Pensez-vous que la laïcité est manipulée par certains hommes politiques ?
Oui. On s’en sert souvent contre l’islam en faisant croire qu’il y aurait qu’une seule manière de penser, qu’il devrait avoir qu’un seul modèle de citoyen : le Gaulois masculin, blond aux yeux bleus catholique. Alors que nous avons une diversité de citoyens français qui est une richesse pour le pays, dès lors qu’on se respecte les uns les autres.
La laïcité est manipulée pour discriminer et faire peur. Alors oui, il y aujourd’hui plus de femmes qui portent le voile qu’il y a dix ans. Je comprends que cela puisse heurter la sensibilité de certaines personnes mais tant que le comportement de ces femmes n’est pas contraire aux lois de la République, je ne vois pas pourquoi on devrait s’en plaindre.
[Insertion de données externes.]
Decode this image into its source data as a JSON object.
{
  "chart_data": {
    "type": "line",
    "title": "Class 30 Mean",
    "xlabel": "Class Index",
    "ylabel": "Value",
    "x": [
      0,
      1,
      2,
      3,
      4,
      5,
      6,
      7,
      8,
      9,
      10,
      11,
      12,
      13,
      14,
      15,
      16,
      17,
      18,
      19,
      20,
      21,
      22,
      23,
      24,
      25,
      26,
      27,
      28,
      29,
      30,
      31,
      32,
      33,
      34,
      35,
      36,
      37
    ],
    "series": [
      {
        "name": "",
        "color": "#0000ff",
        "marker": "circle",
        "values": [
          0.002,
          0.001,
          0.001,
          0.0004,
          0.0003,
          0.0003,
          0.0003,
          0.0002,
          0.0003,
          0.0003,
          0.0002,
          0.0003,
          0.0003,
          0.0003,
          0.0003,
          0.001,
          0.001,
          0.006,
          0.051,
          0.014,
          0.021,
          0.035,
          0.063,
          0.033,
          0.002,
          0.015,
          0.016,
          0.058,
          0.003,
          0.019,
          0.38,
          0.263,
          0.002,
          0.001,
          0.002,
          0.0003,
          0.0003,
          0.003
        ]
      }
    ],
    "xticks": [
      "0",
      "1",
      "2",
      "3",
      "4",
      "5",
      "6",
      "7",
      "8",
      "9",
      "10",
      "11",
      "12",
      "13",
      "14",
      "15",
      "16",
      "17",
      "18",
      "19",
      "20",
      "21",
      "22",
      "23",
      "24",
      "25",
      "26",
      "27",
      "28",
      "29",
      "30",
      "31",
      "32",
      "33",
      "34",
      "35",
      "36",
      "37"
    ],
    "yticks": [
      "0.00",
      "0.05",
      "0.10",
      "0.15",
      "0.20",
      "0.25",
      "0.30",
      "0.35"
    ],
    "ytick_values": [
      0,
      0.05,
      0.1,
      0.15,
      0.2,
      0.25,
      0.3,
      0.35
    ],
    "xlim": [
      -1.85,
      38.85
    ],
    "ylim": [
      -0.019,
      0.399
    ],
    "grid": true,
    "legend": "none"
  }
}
Ce qui est condamnable par contre c’est quand un cafetier refuse de servir une femme ou quand un restaurant refuse à une femme voilée d’entrer dans son établissement. Dans ces deux cas, la justice doit être saisie.
L’islam radical est souvent pointé du doigt. Est-ce que vous avez observé pendant vos huit ans à la tête de l’observatoire des dérives d’autres religions ?
Tout d’abord, ce ne sont pas les religions qui ne respectent pas les lois de la République, mais certains croyants. Il y a certains établissements catholiques sous contrat avec l’État qui ne respectaient pas complètement les lois de la République mais ce sont des cas rares.
Quand nous avons pointé ces manquements au principe de laïcité, nous avons remarqué qu’elles n’étaient pas punies de la même manière que ceux concernant l’islam. Oui, il y a de la discrimination. Et c’est dangereux parce que cela aboutit à un sentiment d’injustice qui peut en radicaliser certains.